During the winter days, this is the best place to shop for affordable sweaters, jumpers, outerwear, and pants. In spring and summer, they stock on various dresses, skirts, shorts and a variety of blouses and t-shirts for every personal style.
Where: 4-26-4 Jingumae, Shibuya, Tokyo
Business Hours: Mon to Sun, 11 a.m. to 9 p.m.
Making the shift into a more environmentally friendly is not easy, a good start is letting go of all the clothes you don’t wear anymore. So why not earn some extra coins while you are at it? With multiple locations in Tokyo, Treasure Factory Style offers you not only the option to buy used clothing but also to sell your unwanted fashion items.

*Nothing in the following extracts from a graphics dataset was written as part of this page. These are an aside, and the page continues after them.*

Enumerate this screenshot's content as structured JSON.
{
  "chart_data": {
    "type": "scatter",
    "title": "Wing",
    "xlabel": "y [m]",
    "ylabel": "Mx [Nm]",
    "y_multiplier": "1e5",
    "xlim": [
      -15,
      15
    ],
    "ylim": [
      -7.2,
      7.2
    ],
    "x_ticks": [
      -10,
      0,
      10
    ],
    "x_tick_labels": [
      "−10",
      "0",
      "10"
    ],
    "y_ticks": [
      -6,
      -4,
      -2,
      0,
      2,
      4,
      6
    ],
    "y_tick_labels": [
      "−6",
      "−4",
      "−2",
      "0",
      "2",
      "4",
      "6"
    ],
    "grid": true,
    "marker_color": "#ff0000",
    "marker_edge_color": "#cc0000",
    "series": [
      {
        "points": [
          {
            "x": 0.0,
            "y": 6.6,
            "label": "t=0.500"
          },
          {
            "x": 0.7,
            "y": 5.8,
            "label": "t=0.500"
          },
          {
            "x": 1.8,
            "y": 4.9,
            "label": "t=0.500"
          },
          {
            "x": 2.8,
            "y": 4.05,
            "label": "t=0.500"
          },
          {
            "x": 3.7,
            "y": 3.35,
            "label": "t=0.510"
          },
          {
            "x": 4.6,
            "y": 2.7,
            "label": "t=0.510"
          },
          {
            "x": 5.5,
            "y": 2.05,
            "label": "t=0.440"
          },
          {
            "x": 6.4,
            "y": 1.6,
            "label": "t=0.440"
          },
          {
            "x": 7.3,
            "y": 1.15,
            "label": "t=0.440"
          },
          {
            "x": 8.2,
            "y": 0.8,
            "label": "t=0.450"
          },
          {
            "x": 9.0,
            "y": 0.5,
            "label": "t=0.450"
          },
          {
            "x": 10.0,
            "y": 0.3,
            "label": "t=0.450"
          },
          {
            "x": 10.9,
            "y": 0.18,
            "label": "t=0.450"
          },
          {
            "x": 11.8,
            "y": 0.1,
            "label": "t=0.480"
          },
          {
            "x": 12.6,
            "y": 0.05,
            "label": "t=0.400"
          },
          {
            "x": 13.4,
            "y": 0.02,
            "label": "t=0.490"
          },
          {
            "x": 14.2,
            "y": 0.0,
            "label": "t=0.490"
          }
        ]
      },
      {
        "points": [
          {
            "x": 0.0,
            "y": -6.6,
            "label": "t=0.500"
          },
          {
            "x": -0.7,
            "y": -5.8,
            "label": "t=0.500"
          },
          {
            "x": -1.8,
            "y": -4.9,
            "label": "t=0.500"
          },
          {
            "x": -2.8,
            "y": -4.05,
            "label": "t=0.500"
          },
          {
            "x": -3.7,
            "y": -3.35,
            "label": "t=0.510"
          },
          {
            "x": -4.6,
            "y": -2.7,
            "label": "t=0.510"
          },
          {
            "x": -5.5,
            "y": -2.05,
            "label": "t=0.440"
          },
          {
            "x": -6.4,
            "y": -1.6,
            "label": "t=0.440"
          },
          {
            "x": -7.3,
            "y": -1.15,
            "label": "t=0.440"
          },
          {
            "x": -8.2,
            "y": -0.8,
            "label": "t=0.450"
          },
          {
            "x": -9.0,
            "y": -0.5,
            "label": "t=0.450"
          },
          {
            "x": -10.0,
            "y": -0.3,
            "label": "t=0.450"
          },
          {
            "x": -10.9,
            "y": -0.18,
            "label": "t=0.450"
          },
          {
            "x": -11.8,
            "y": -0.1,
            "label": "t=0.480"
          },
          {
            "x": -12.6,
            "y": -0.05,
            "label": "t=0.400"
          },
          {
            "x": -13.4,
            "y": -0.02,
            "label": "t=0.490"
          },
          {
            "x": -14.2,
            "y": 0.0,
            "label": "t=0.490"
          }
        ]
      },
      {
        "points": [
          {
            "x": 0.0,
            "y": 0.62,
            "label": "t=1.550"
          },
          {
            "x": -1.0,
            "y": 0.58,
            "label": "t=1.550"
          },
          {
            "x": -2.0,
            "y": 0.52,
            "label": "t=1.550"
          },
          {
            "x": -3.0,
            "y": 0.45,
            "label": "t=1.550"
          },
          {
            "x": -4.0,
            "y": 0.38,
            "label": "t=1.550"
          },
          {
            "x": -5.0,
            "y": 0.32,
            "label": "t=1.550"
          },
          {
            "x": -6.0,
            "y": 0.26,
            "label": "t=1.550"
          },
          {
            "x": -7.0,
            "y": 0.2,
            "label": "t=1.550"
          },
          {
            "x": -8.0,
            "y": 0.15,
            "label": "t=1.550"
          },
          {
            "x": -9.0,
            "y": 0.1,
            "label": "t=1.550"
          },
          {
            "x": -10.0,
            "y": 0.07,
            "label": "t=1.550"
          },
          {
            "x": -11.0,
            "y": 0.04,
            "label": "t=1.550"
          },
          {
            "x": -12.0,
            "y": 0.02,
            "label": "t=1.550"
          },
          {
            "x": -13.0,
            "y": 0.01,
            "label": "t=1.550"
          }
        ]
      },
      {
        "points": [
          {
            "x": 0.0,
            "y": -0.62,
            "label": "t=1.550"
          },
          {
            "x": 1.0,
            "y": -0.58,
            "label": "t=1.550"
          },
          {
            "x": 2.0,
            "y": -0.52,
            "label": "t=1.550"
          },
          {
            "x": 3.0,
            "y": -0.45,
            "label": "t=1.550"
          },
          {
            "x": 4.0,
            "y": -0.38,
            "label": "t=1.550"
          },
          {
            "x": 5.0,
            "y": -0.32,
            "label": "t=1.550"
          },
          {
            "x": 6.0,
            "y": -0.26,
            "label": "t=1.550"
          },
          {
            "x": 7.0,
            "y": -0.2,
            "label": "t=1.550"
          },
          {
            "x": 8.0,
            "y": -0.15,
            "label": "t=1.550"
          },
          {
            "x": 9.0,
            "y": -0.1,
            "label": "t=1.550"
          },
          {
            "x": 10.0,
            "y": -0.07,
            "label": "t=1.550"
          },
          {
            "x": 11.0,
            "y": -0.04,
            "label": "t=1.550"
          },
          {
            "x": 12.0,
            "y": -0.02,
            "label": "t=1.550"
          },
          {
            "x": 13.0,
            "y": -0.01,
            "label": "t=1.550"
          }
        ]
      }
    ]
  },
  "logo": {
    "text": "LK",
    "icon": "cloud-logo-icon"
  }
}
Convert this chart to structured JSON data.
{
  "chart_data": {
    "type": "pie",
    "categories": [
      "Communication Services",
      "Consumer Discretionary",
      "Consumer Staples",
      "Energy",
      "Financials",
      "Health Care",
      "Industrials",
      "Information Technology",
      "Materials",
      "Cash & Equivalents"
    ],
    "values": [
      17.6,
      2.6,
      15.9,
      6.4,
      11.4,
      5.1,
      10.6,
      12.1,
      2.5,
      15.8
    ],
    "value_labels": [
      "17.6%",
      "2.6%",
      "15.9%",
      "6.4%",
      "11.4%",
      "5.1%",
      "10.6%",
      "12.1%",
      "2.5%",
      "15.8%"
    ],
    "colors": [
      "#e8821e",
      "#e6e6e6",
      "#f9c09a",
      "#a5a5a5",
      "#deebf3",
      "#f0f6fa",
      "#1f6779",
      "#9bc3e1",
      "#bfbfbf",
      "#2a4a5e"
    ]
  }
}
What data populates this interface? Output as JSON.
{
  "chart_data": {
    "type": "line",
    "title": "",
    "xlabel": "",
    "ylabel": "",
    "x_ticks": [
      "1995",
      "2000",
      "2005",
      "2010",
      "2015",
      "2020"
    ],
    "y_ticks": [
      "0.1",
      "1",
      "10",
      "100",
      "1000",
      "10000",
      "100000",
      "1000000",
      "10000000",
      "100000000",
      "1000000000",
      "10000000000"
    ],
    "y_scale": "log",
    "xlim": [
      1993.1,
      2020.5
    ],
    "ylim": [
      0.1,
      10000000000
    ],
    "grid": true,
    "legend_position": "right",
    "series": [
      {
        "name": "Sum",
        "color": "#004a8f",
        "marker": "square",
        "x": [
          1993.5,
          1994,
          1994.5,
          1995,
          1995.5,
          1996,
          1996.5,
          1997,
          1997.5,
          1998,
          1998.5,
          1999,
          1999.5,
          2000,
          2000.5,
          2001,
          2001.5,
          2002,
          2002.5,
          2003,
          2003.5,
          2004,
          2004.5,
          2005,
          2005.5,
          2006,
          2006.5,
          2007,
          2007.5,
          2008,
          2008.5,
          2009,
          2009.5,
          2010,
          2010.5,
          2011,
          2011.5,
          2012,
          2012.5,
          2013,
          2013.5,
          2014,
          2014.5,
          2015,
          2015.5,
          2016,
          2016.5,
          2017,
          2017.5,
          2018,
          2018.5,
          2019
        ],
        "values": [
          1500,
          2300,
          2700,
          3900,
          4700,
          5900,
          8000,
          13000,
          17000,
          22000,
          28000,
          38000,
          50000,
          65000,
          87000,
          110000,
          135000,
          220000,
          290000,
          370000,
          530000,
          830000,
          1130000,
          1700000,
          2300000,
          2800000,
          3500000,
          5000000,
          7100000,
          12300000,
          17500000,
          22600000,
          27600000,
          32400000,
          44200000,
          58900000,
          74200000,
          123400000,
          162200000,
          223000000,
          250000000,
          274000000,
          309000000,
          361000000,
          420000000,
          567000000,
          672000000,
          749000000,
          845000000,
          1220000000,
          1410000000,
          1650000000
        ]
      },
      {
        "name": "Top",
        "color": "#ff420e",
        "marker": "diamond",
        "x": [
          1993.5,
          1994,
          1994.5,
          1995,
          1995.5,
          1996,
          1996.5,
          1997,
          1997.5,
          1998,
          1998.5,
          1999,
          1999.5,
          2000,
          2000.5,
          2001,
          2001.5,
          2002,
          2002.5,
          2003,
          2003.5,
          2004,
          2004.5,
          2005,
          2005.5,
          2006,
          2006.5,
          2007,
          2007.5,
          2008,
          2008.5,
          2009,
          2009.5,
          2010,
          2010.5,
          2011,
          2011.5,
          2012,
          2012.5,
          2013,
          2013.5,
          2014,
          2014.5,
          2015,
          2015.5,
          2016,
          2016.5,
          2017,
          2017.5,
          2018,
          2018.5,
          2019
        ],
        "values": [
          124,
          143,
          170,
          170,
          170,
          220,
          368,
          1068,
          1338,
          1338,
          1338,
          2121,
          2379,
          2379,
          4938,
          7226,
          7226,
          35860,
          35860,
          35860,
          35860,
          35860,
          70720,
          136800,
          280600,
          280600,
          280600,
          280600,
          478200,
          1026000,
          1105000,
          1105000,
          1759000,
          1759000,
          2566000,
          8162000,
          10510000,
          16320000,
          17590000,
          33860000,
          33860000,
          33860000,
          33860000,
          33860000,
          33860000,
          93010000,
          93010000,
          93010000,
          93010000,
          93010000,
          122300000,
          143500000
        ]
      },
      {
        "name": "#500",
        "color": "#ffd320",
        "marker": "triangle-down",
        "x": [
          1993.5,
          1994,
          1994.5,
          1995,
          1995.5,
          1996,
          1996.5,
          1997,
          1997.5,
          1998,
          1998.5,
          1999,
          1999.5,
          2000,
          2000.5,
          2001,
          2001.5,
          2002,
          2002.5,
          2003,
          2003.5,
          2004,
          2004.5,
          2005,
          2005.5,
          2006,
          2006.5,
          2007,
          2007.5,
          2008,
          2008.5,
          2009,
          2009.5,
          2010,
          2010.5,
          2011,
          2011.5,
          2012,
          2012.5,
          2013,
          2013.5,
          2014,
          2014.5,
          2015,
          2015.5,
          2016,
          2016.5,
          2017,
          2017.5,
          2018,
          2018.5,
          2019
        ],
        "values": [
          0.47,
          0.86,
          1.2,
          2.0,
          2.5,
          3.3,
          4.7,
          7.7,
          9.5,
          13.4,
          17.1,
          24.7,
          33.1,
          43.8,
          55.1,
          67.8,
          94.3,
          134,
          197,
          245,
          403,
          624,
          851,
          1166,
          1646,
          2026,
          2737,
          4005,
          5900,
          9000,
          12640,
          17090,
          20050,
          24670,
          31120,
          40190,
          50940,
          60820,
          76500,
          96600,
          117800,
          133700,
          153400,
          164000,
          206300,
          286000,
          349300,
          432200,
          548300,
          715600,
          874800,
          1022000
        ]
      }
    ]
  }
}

Note this service is only available for residents in Japan.
They have a variety of outwear pieces: from trench/coats, puffer/leather jackets all the way to blazers, you name it!
Where: 2−3−9, 1F, Kitazawa, Setagaya-ku, Tokyo
Business Hours: Mon to Sun, 10 a.m to 9 p.m.
With two locations in Shimokitazawa, Sukonbu is a store that sells handmade jewelry of local artists. Both stores are curated with tiny cubes, in which each artist displays their handwork. By purchasing local artist goods, you encourage small businesses and simultaneously promote economic growth within your community.
Check out their hand-crafted earring pieces for yourself or as a special gift.
Setagaya 1st Branch
Where: 2−13−7, Kitazawa, Setagaya-ku, Tokyo
Business Hours: Mon to Sun, Noon to 8 pm
Setagaya 2nd Branch
Where: 2-25-8, Kitazawa, Setagaya-ku, Tokyo
Business Hours: Mon to Sun, Noon to 8 p.m.
As you can see there are many options for you to update your wardrobe without breaking your account and it comes with the environmental benefits of sticking with conscious consumerism rather than opting for a fast-fashion favorite. We hope this has been a helpful guide for your transition to a greener wardrobe.